Estranhos

“Eu, você, nós dois
Já temos um passado, meu amor
Um violão guardado
Aquela flor
E outras mumunhas mais
Eu, você, João
Girando na vitrola sem parar
E o mundo dissonante que nós dois
Tentamos inventar…”
::Saudosismo – Caetano Veloso

Rostos alegres e sorridentes vinham ao meu encontro, muitos conhecidos e outros que me davam novamente as boas-vindas. Foi difícil acordar cedo, no susto, com aquela crise existencial da adolescênca: “Ai meu Deus, já são seis e meia!”, fora o fato do “como será meu retorno?”, foi tranquilo, ainda bem.

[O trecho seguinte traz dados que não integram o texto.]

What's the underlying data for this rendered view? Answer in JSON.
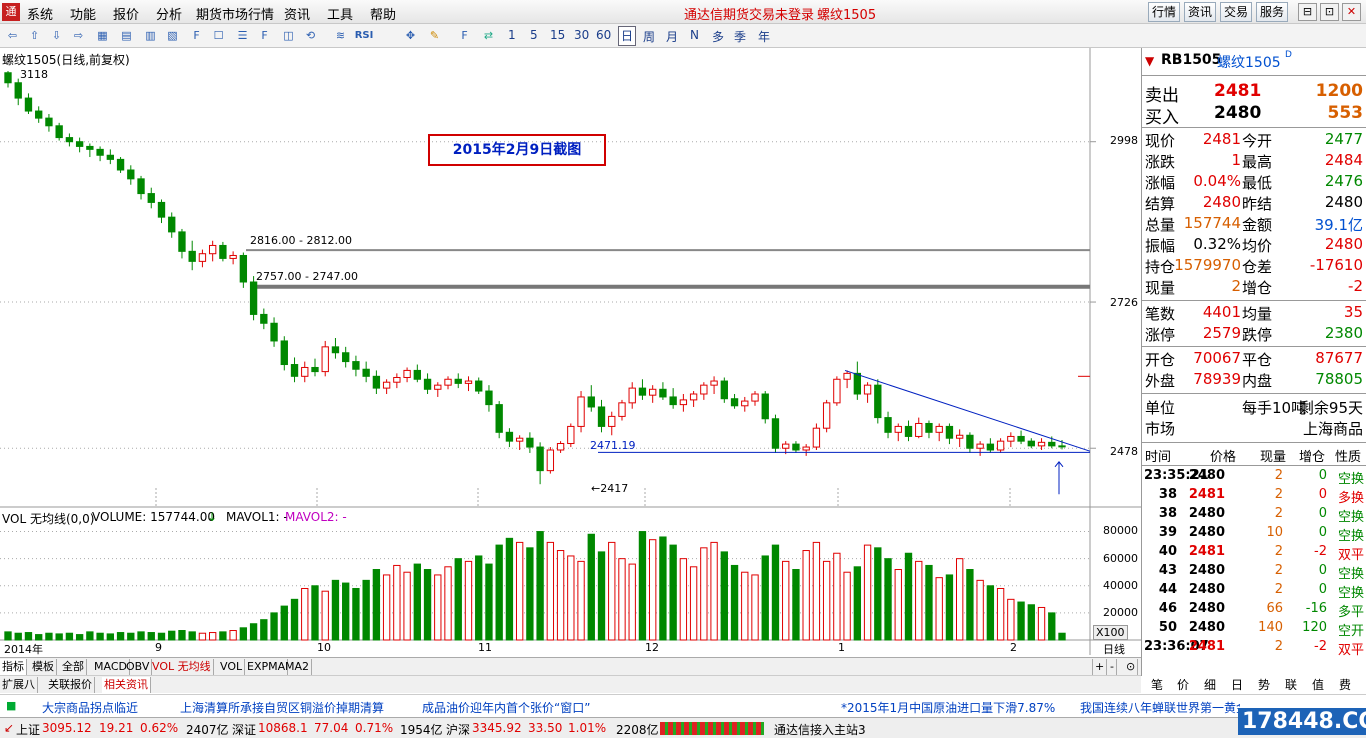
{
  "menu": {
    "logo": "通",
    "items": [
      "系统",
      "功能",
      "报价",
      "分析",
      "期货市场行情",
      "资讯",
      "工具",
      "帮助"
    ],
    "status": "通达信期货交易未登录",
    "symbol": "螺纹1505",
    "buttons": [
      "行情",
      "资讯",
      "交易",
      "服务"
    ],
    "win": [
      "⊟",
      "⊡",
      "✕"
    ]
  },
  "toolbar": {
    "periods": [
      "1",
      "5",
      "15",
      "30",
      "60",
      "日",
      "周",
      "月",
      "年",
      "多",
      "季",
      "年"
    ]
  },
  "chart": {
    "title": "螺纹1505(日线,前复权)",
    "high_label": "3118",
    "low_label": "←2417",
    "annotation": "2015年2月9日截图",
    "zone1": "2816.00 - 2812.00",
    "zone2": "2757.00 - 2747.00",
    "support_label": "2471.19",
    "price_axis": [
      "2998",
      "2726",
      "2478"
    ],
    "vol_axis": [
      "80000",
      "60000",
      "40000",
      "20000",
      "X100"
    ],
    "dates": [
      "2014年",
      "9",
      "10",
      "11",
      "12",
      "1",
      "2"
    ],
    "vol_caption": {
      "a": "VOL 无均线(0,0)",
      "b": "VOLUME: 157744.00",
      "c": "MAVOL1: -",
      "d": "MAVOL2: -",
      "arrow": "↓"
    },
    "daily_tab": "日线"
  },
  "chart_data": {
    "type": "candlestick",
    "title": "螺纹1505(日线,前复权)",
    "ylim": [
      2380,
      3140
    ],
    "note": "daily bars Aug 2014 – Feb 2015",
    "ohlc": [
      [
        3115,
        3118,
        3090,
        3098
      ],
      [
        3098,
        3105,
        3060,
        3072
      ],
      [
        3072,
        3080,
        3045,
        3050
      ],
      [
        3050,
        3058,
        3030,
        3038
      ],
      [
        3038,
        3045,
        3015,
        3025
      ],
      [
        3025,
        3030,
        3000,
        3005
      ],
      [
        3005,
        3012,
        2990,
        2998
      ],
      [
        2998,
        3005,
        2980,
        2990
      ],
      [
        2990,
        2995,
        2972,
        2985
      ],
      [
        2985,
        2990,
        2965,
        2975
      ],
      [
        2975,
        2985,
        2960,
        2968
      ],
      [
        2968,
        2972,
        2945,
        2950
      ],
      [
        2950,
        2958,
        2925,
        2935
      ],
      [
        2935,
        2940,
        2900,
        2910
      ],
      [
        2910,
        2920,
        2885,
        2895
      ],
      [
        2895,
        2900,
        2860,
        2870
      ],
      [
        2870,
        2878,
        2835,
        2845
      ],
      [
        2845,
        2850,
        2800,
        2812
      ],
      [
        2812,
        2830,
        2780,
        2795
      ],
      [
        2795,
        2815,
        2785,
        2808
      ],
      [
        2808,
        2830,
        2795,
        2822
      ],
      [
        2822,
        2828,
        2795,
        2800
      ],
      [
        2800,
        2812,
        2790,
        2805
      ],
      [
        2805,
        2810,
        2750,
        2760
      ],
      [
        2760,
        2770,
        2695,
        2705
      ],
      [
        2705,
        2715,
        2680,
        2690
      ],
      [
        2690,
        2700,
        2650,
        2660
      ],
      [
        2660,
        2668,
        2610,
        2620
      ],
      [
        2620,
        2632,
        2590,
        2600
      ],
      [
        2600,
        2625,
        2590,
        2615
      ],
      [
        2615,
        2630,
        2600,
        2608
      ],
      [
        2608,
        2660,
        2600,
        2650
      ],
      [
        2650,
        2665,
        2630,
        2640
      ],
      [
        2640,
        2650,
        2615,
        2625
      ],
      [
        2625,
        2635,
        2600,
        2612
      ],
      [
        2612,
        2625,
        2590,
        2600
      ],
      [
        2600,
        2610,
        2570,
        2580
      ],
      [
        2580,
        2595,
        2570,
        2590
      ],
      [
        2590,
        2605,
        2580,
        2598
      ],
      [
        2598,
        2615,
        2590,
        2610
      ],
      [
        2610,
        2620,
        2590,
        2595
      ],
      [
        2595,
        2605,
        2570,
        2578
      ],
      [
        2578,
        2590,
        2565,
        2585
      ],
      [
        2585,
        2600,
        2578,
        2595
      ],
      [
        2595,
        2605,
        2580,
        2588
      ],
      [
        2588,
        2600,
        2575,
        2592
      ],
      [
        2592,
        2598,
        2570,
        2575
      ],
      [
        2575,
        2585,
        2540,
        2552
      ],
      [
        2552,
        2558,
        2495,
        2505
      ],
      [
        2505,
        2512,
        2480,
        2490
      ],
      [
        2490,
        2500,
        2475,
        2495
      ],
      [
        2495,
        2505,
        2470,
        2480
      ],
      [
        2480,
        2488,
        2417,
        2440
      ],
      [
        2440,
        2480,
        2435,
        2475
      ],
      [
        2475,
        2490,
        2470,
        2486
      ],
      [
        2486,
        2520,
        2480,
        2515
      ],
      [
        2515,
        2575,
        2505,
        2565
      ],
      [
        2565,
        2585,
        2540,
        2548
      ],
      [
        2548,
        2560,
        2505,
        2515
      ],
      [
        2515,
        2540,
        2500,
        2532
      ],
      [
        2532,
        2560,
        2525,
        2555
      ],
      [
        2555,
        2590,
        2545,
        2580
      ],
      [
        2580,
        2595,
        2560,
        2568
      ],
      [
        2568,
        2585,
        2555,
        2578
      ],
      [
        2578,
        2590,
        2560,
        2565
      ],
      [
        2565,
        2580,
        2545,
        2552
      ],
      [
        2552,
        2570,
        2540,
        2560
      ],
      [
        2560,
        2575,
        2548,
        2570
      ],
      [
        2570,
        2590,
        2560,
        2585
      ],
      [
        2585,
        2600,
        2570,
        2592
      ],
      [
        2592,
        2598,
        2555,
        2562
      ],
      [
        2562,
        2570,
        2545,
        2550
      ],
      [
        2550,
        2565,
        2540,
        2558
      ],
      [
        2558,
        2575,
        2550,
        2570
      ],
      [
        2570,
        2575,
        2520,
        2528
      ],
      [
        2528,
        2535,
        2470,
        2478
      ],
      [
        2478,
        2490,
        2468,
        2485
      ],
      [
        2485,
        2490,
        2470,
        2475
      ],
      [
        2475,
        2485,
        2465,
        2480
      ],
      [
        2480,
        2520,
        2475,
        2512
      ],
      [
        2512,
        2560,
        2505,
        2555
      ],
      [
        2555,
        2600,
        2550,
        2595
      ],
      [
        2595,
        2610,
        2580,
        2605
      ],
      [
        2605,
        2625,
        2560,
        2570
      ],
      [
        2570,
        2590,
        2555,
        2585
      ],
      [
        2585,
        2595,
        2520,
        2530
      ],
      [
        2530,
        2540,
        2495,
        2505
      ],
      [
        2505,
        2520,
        2490,
        2515
      ],
      [
        2515,
        2525,
        2490,
        2498
      ],
      [
        2498,
        2530,
        2495,
        2520
      ],
      [
        2520,
        2525,
        2495,
        2505
      ],
      [
        2505,
        2520,
        2490,
        2515
      ],
      [
        2515,
        2520,
        2485,
        2495
      ],
      [
        2495,
        2510,
        2480,
        2500
      ],
      [
        2500,
        2505,
        2470,
        2478
      ],
      [
        2478,
        2490,
        2465,
        2485
      ],
      [
        2485,
        2495,
        2470,
        2475
      ],
      [
        2475,
        2495,
        2470,
        2490
      ],
      [
        2490,
        2505,
        2480,
        2498
      ],
      [
        2498,
        2508,
        2485,
        2490
      ],
      [
        2490,
        2495,
        2478,
        2482
      ],
      [
        2482,
        2495,
        2475,
        2488
      ],
      [
        2488,
        2498,
        2478,
        2482
      ],
      [
        2482,
        2492,
        2476,
        2481
      ]
    ],
    "volume": [
      6000,
      5000,
      5500,
      4000,
      5000,
      4500,
      5000,
      4000,
      6000,
      5000,
      4500,
      5500,
      5000,
      6000,
      5500,
      5000,
      6500,
      7000,
      6000,
      5000,
      5500,
      6000,
      7000,
      9000,
      12000,
      15000,
      20000,
      25000,
      30000,
      38000,
      40000,
      36000,
      44000,
      42000,
      38000,
      44000,
      52000,
      48000,
      55000,
      50000,
      56000,
      52000,
      48000,
      54000,
      60000,
      58000,
      62000,
      56000,
      70000,
      75000,
      72000,
      68000,
      80000,
      72000,
      66000,
      62000,
      58000,
      78000,
      65000,
      72000,
      60000,
      56000,
      80000,
      74000,
      76000,
      70000,
      60000,
      54000,
      68000,
      72000,
      65000,
      55000,
      50000,
      48000,
      62000,
      70000,
      58000,
      52000,
      66000,
      72000,
      58000,
      64000,
      50000,
      54000,
      70000,
      68000,
      60000,
      52000,
      64000,
      58000,
      55000,
      46000,
      48000,
      60000,
      52000,
      44000,
      40000,
      38000,
      30000,
      28000,
      26000,
      24000,
      20000,
      5000
    ]
  },
  "quote": {
    "code": "RB1505",
    "name": "螺纹1505",
    "tag": "D",
    "ask_label": "卖出",
    "ask": "2481",
    "ask_vol": "1200",
    "bid_label": "买入",
    "bid": "2480",
    "bid_vol": "553",
    "rows": [
      {
        "l1": "现价",
        "v1": "2481",
        "c1": "red",
        "l2": "今开",
        "v2": "2477",
        "c2": "green"
      },
      {
        "l1": "涨跌",
        "v1": "1",
        "c1": "red",
        "l2": "最高",
        "v2": "2484",
        "c2": "red"
      },
      {
        "l1": "涨幅",
        "v1": "0.04%",
        "c1": "red",
        "l2": "最低",
        "v2": "2476",
        "c2": "green"
      },
      {
        "l1": "结算",
        "v1": "2480",
        "c1": "red",
        "l2": "昨结",
        "v2": "2480",
        "c2": "black"
      },
      {
        "l1": "总量",
        "v1": "157744",
        "c1": "orange",
        "l2": "金额",
        "v2": "39.1亿",
        "c2": "blue"
      },
      {
        "l1": "振幅",
        "v1": "0.32%",
        "c1": "black",
        "l2": "均价",
        "v2": "2480",
        "c2": "red"
      },
      {
        "l1": "持仓",
        "v1": "1579970",
        "c1": "orange",
        "l2": "仓差",
        "v2": "-17610",
        "c2": "red"
      },
      {
        "l1": "现量",
        "v1": "2",
        "c1": "orange",
        "l2": "增仓",
        "v2": "-2",
        "c2": "red"
      }
    ],
    "rows2": [
      {
        "l1": "笔数",
        "v1": "4401",
        "c1": "red",
        "l2": "均量",
        "v2": "35",
        "c2": "red"
      },
      {
        "l1": "涨停",
        "v1": "2579",
        "c1": "red",
        "l2": "跌停",
        "v2": "2380",
        "c2": "green"
      }
    ],
    "rows3": [
      {
        "l1": "开仓",
        "v1": "70067",
        "c1": "red",
        "l2": "平仓",
        "v2": "87677",
        "c2": "red"
      },
      {
        "l1": "外盘",
        "v1": "78939",
        "c1": "red",
        "l2": "内盘",
        "v2": "78805",
        "c2": "green"
      }
    ],
    "unit_label": "单位",
    "unit_val": "每手10吨",
    "remain": "剩余95天",
    "market_label": "市场",
    "market_val": "上海商品"
  },
  "ticks": {
    "header": [
      "时间",
      "价格",
      "现量",
      "增仓",
      "性质"
    ],
    "rows": [
      {
        "t": "23:35:21",
        "p": "2480",
        "pc": "black",
        "v": "2",
        "z": "0",
        "zc": "green",
        "k": "空换",
        "kc": "green"
      },
      {
        "t": "38",
        "p": "2481",
        "pc": "red",
        "v": "2",
        "z": "0",
        "zc": "red",
        "k": "多换",
        "kc": "red"
      },
      {
        "t": "38",
        "p": "2480",
        "pc": "black",
        "v": "2",
        "z": "0",
        "zc": "green",
        "k": "空换",
        "kc": "green"
      },
      {
        "t": "39",
        "p": "2480",
        "pc": "black",
        "v": "10",
        "z": "0",
        "zc": "green",
        "k": "空换",
        "kc": "green"
      },
      {
        "t": "40",
        "p": "2481",
        "pc": "red",
        "v": "2",
        "z": "-2",
        "zc": "red",
        "k": "双平",
        "kc": "red"
      },
      {
        "t": "43",
        "p": "2480",
        "pc": "black",
        "v": "2",
        "z": "0",
        "zc": "green",
        "k": "空换",
        "kc": "green"
      },
      {
        "t": "44",
        "p": "2480",
        "pc": "black",
        "v": "2",
        "z": "0",
        "zc": "green",
        "k": "空换",
        "kc": "green"
      },
      {
        "t": "46",
        "p": "2480",
        "pc": "black",
        "v": "66",
        "z": "-16",
        "zc": "green",
        "k": "多平",
        "kc": "green"
      },
      {
        "t": "50",
        "p": "2480",
        "pc": "black",
        "v": "140",
        "z": "120",
        "zc": "green",
        "k": "空开",
        "kc": "green"
      },
      {
        "t": "23:36:07",
        "p": "2481",
        "pc": "red",
        "v": "2",
        "z": "-2",
        "zc": "red",
        "k": "双平",
        "kc": "red"
      }
    ]
  },
  "bottom_tabs": [
    "指标",
    "模板",
    "全部",
    "MACD",
    "OBV",
    "VOL 无均线",
    "VOL",
    "EXPMA",
    "MA2"
  ],
  "bottom_tabs2": [
    "扩展八",
    "关联报价",
    "相关资讯"
  ],
  "side_tabs": [
    "笔",
    "价",
    "细",
    "日",
    "势",
    "联",
    "值",
    "费"
  ],
  "news": [
    "大宗商品拐点临近",
    "上海清算所承接自贸区铜溢价掉期清算",
    "成品油价迎年内首个张价“窗口”",
    "*2015年1月中国原油进口量下滑7.87%",
    "我国连续八年蝉联世界第一黄金"
  ],
  "ticker": {
    "sh_label": "上证",
    "sh": "3095.12",
    "sh_ch": "19.21",
    "sh_pct": "0.62%",
    "sh_amt": "2407亿",
    "sz_label": "深证",
    "sz": "10868.1",
    "sz_ch": "77.04",
    "sz_pct": "0.71%",
    "sz_amt": "1954亿",
    "hs_label": "沪深",
    "hs": "3345.92",
    "hs_ch": "33.50",
    "hs_pct": "1.01%",
    "hs_amt": "2208亿",
    "conn": "通达信接入主站3",
    "watermark": "178448.COM"
  }
}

Já havia dado o aviso prévio de que estaria lá na terça, que meus horários de minha dependência de matemática já estavam acertados. A novidade era o fato da decepção de alguns: Estaria no turno vespertino. Um alívio para muitos: “Ainda bem que essa garota foi embora”. Estranho voltar…
Mais estranho ainda nada ter sentido absolutamente nada. Sim, de fato, houve uma alegria constante no início, o reecontro, a animação, as notícias das férias, o fato de que fiquei muito doente semana passada… Mas depois, as expectativas foram dissonantes. Pela tarde, rolava o boato de que o turno matutino estava com o triplo de alunos do ano passado. Se antes aquele colégio se encontrava com poucas salas cheias, agora nenhuma restara vazia. E o ICEIA já foi o maior colégio da América Latina. Realmente o boato tinha lá seus fundamentos. Ainda assim isso não me impressionou. Logo Larissa e Levi Ventura tiveram aula e eu fiquei sentada na escada, relembrando o lixo que foi o ano passado.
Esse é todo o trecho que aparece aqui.